Humble by nature

Athletes Makensie Garner and Mason Culton each have Player of the Week awards to boast, but it's something much deeper than that which stands out.

They almost seemed embarrassed by it.

The loud cheers of their classmates echoed in their ears, the TV cameras ever-present in the back of their minds. They held up the large frame containing their award for the cameras to see, cheeks flushed and sore from their shy smiles.

“I can’t believe it,” they cheered on the inside. They were partying hard in their heads, replaying all the hard work that got them that award. 

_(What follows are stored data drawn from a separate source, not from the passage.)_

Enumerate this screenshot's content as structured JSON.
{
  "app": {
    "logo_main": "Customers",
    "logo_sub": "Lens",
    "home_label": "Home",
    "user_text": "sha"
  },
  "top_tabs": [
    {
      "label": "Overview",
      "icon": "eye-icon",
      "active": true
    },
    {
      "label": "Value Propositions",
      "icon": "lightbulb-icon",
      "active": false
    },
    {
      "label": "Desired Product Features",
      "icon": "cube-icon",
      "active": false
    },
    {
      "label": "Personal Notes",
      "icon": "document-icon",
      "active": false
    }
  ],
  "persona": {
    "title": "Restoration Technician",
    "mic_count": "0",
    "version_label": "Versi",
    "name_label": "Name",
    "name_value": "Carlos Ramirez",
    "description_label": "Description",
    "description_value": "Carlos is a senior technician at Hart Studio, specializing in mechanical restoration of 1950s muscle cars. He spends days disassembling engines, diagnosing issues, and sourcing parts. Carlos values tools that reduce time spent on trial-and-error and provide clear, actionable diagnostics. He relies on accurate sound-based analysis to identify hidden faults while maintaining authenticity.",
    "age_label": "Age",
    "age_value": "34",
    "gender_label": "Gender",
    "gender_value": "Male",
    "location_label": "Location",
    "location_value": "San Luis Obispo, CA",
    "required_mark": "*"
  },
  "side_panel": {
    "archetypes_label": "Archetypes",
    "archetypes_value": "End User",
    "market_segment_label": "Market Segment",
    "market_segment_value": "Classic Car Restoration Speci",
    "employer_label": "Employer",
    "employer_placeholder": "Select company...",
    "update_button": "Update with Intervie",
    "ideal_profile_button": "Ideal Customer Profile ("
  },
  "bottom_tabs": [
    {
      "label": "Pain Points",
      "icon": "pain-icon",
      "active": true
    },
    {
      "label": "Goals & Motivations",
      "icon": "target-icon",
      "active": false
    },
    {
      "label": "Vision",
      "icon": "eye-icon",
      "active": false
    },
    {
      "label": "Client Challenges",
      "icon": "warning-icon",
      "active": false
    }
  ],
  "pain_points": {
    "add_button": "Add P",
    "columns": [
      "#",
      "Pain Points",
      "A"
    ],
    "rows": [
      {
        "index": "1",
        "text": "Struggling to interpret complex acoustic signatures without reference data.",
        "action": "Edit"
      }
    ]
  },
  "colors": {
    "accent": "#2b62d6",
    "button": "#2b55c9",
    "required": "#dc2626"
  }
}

In the fall semester, senior varsity volleyball libero Makensie Garner and sophomore varsity football running back Mason Culton won Player of the Week awards. Aside from their achievements, these two athletes have one particular thing in common: their determination and humility. According to their coaches, head volleyball Coach Verena Khalil and football running back Coach Lloyd Spotted-Wolf, the two athletes deserve these awards.

 “The thing about Mason is, he’s one of the hardest working kids we have in the program. He’s only a sophomore, but he plays with much more maturity and prepares with much more maturity. He’s really mature beyond his years,” Spotted-Wolf said. “He’s a great player and a great person. I’m proud to coach him.”

When asked about what inspired them to be modest, their answers differed. Garner says it’s because of the support she’s gotten from the people around her. 

“I wouldn’t be able to be the athlete that I am today if it wasn’t for the abilities God has given me and all the effort my parents and teammates [put in],” Garner said. “I know this isn’t something that’s come from me. I know it’s come from people who have helped support me, so I can’t take any word for this because truly, it’s from all of them.”

Culton, however, says he’s modest because it was the way he was raised. Being humble comes naturally. From a young age, his dad taught him life lessons. Many of them were about having humility and not getting a big head. 

“It was like a part of me,” Culton said regarding his humility.

But it’s not always easy for everyone. Just like anyone, Garner can admit that sometimes she wants the spotlight on her, but on the court, she knows she is only one part of a whole team, and she wouldn’t have it any other way.

 “It’s realizing that it’s not just me in this,” Garner said, “it’s multiple people.”

Coach Verena Khalil and Coach Lloyd Spotted-Wolf sate that the athletes are hardworking and determined. However, outside of the practices and games, it’s their lives that have shaped their characters.

A lot of people don’t know this about me but walking through seasons of loneliness and dealing with anxiety [has really shaped me]. It’s kind of allowed for me to just take a step back from a lot of things and realize there’s so much more to life than all of these things that are overwhelming me and causing stress.” Garner said. “ I think over the past, especially in high school, dealing with loneliness, anxiety and perfectionism… I think that’s something that’s really shaped me into who I am today.” 

 The embarrassment and the flushed faces will never fade awards and praise keep coming but neither does the gratefulness.

“Makensie is such a humble young lady that as soon as I told her [she won], she just got that shy look. And you could tell she was proud of herself, but she’s not… she’s not a loud, boisterous person,” Khalil said. “She’s more of a humble, wonderful person, and she was the right person to get that [award].”